= Lyn March =

Rheumatologist

Lynette (Lyn) March AM is an Australian rheumatologist and clinical epidemiologist. She is Liggins Professor of Rheumatology and Musculoskeletal Epidemiology in the Faculty of Medicine and Health at the University of Sydney, Australia.

== Education and career ==
March graduated as a rheumatologist. She is a professor of rheumatology at the University of Sydney and the Kolling Institute, and head of the Department of Rheumatology at Royal North Shore Hospital.

== Medical research ==
March has worked on inflammatory arthritis, evidence based guidelines, and measuring the burden of musculoskeletal disorders. Her research interests include inflammatory arthritis clinical trials, patient reported outcomes, patient registries, biobanking (Australian Arthritis and Autoimmune Biobank Collective Principal Investigator), osteoporosis refracture prevention, burden of musculoskeletal disease; Global Musculoskeletal Health Alliance, and longitudinal rheumatoid arthritis studies.

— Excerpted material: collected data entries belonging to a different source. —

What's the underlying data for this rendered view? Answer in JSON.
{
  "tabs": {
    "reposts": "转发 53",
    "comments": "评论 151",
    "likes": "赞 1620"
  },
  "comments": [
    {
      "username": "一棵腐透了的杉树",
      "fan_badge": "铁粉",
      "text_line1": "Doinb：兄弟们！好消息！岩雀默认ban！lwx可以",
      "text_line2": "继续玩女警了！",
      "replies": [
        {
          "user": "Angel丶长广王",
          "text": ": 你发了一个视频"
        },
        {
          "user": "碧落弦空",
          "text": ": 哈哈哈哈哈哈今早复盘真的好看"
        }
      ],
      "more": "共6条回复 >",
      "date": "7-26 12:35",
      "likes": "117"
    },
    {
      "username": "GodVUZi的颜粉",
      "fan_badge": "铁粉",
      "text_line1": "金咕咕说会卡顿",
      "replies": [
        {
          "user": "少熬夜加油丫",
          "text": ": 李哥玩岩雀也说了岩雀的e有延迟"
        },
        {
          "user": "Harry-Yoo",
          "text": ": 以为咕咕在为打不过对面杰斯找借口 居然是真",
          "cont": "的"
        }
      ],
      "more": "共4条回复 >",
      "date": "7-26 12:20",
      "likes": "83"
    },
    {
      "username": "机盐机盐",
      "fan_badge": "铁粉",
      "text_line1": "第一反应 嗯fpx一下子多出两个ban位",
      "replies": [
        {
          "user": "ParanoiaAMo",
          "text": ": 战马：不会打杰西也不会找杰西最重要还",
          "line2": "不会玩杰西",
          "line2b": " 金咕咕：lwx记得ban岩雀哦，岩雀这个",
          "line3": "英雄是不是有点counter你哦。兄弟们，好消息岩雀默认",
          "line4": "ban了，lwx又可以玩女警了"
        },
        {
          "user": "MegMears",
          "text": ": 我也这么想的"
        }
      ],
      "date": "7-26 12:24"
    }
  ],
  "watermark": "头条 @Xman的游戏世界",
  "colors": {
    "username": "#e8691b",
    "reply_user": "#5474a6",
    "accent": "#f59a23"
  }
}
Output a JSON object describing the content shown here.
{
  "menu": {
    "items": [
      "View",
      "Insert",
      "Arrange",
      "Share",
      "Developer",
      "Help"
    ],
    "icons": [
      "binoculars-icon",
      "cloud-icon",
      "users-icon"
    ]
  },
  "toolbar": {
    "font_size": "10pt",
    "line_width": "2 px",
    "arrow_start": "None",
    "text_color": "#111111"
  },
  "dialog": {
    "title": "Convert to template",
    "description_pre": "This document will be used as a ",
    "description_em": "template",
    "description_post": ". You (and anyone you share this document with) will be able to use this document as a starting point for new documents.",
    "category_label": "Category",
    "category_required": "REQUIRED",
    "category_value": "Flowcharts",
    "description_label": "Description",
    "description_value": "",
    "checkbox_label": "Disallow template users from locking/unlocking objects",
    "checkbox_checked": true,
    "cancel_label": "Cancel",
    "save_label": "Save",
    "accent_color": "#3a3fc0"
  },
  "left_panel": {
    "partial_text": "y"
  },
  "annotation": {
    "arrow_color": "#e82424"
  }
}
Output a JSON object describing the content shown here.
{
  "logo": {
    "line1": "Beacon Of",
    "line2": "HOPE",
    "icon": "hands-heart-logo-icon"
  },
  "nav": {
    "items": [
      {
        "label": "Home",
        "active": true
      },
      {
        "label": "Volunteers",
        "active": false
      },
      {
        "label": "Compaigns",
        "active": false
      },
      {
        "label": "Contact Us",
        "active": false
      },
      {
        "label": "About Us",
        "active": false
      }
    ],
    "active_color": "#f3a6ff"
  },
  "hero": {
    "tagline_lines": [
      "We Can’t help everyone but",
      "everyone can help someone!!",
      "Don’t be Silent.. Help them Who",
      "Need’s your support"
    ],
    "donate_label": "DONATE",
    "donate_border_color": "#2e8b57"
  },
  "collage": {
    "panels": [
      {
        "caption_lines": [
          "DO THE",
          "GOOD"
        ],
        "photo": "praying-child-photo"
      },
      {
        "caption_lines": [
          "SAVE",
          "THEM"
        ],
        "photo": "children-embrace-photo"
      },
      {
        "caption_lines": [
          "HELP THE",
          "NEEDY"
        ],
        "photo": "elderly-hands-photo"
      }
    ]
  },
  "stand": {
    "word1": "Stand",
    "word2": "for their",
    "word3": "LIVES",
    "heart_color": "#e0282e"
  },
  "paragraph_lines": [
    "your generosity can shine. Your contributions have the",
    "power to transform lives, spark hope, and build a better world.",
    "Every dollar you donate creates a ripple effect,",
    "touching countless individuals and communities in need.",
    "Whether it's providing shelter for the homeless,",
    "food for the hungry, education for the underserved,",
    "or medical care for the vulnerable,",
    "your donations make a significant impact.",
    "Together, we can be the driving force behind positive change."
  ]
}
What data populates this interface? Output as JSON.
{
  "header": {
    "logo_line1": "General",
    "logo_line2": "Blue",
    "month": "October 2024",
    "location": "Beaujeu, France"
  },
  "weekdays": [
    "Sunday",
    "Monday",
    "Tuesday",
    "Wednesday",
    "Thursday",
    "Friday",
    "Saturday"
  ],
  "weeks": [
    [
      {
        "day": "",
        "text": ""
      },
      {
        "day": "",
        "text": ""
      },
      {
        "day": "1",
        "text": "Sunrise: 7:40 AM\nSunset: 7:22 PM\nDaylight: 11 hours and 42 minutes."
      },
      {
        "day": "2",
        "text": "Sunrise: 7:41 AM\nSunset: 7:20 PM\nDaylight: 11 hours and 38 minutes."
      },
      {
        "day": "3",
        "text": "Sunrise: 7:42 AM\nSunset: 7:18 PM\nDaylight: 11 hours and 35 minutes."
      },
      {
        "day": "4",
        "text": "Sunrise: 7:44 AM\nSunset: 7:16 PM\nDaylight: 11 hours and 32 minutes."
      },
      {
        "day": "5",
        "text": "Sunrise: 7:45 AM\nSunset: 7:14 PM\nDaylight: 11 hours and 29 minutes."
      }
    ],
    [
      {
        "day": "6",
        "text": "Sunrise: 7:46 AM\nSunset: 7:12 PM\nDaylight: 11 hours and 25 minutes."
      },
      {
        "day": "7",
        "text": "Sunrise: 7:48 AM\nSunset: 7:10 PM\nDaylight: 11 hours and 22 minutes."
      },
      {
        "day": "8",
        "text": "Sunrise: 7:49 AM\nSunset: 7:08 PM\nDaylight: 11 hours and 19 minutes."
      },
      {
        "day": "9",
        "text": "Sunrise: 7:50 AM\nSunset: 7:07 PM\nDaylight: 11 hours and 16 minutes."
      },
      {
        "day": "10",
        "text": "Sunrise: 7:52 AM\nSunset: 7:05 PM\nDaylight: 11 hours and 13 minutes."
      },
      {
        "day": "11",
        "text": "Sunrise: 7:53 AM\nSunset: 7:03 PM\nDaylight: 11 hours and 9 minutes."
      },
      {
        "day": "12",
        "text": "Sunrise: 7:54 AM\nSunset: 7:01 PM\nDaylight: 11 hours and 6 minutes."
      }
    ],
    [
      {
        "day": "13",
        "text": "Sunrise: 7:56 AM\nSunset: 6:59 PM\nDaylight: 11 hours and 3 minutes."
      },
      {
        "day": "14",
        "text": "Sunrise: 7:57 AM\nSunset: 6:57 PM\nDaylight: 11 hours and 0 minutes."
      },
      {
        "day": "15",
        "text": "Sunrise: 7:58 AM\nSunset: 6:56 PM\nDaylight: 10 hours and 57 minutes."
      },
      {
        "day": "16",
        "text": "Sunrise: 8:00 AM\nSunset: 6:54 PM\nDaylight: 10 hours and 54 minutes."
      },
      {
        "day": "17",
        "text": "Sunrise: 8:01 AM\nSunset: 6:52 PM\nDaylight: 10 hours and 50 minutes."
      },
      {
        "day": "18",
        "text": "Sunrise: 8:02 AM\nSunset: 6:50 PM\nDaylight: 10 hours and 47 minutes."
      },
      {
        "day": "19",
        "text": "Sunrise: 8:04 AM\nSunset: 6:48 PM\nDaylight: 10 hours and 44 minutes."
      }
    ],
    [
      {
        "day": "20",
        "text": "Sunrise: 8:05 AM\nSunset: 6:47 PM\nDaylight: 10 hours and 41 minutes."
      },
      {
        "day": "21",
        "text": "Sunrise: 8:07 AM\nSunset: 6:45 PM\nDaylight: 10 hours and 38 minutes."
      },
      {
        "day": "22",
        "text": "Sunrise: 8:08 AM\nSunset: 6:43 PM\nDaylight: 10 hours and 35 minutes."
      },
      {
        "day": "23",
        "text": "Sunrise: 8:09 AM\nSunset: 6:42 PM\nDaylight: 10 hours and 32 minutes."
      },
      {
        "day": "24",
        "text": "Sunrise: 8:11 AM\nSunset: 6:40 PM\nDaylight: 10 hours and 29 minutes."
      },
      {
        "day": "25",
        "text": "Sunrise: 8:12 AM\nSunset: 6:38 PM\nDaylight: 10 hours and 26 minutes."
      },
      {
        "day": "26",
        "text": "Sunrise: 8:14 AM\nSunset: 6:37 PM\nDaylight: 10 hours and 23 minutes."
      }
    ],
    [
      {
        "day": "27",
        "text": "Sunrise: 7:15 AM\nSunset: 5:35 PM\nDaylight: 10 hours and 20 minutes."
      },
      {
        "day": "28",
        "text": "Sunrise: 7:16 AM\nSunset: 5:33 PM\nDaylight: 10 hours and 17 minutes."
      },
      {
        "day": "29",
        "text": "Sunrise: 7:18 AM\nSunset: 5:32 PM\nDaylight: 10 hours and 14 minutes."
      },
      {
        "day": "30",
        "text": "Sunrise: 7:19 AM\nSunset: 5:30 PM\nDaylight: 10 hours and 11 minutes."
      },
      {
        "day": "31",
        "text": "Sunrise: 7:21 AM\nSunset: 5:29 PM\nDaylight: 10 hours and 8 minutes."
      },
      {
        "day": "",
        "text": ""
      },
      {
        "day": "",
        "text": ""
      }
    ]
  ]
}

== Awards and recognition ==
March was appointed as a member of the Order of Australia in the 2017 Australia Day Honours "(f)or significant service to medicine in the areas of rheumatology and clinical epidemiology, as an academic, researcher and clinician." In 2022, March received the Australian Rheumatology Association Distinguished Service Medal. In 2023, March received the Asia Pacific League of Associations for Rheumatology (APLAR) Master Award.

== Works ==
Australian Acute Musculoskeletal Pain Guidelines Group (2004). Evidence-based management of acute musculoskeletal pain: a guide for clinicians.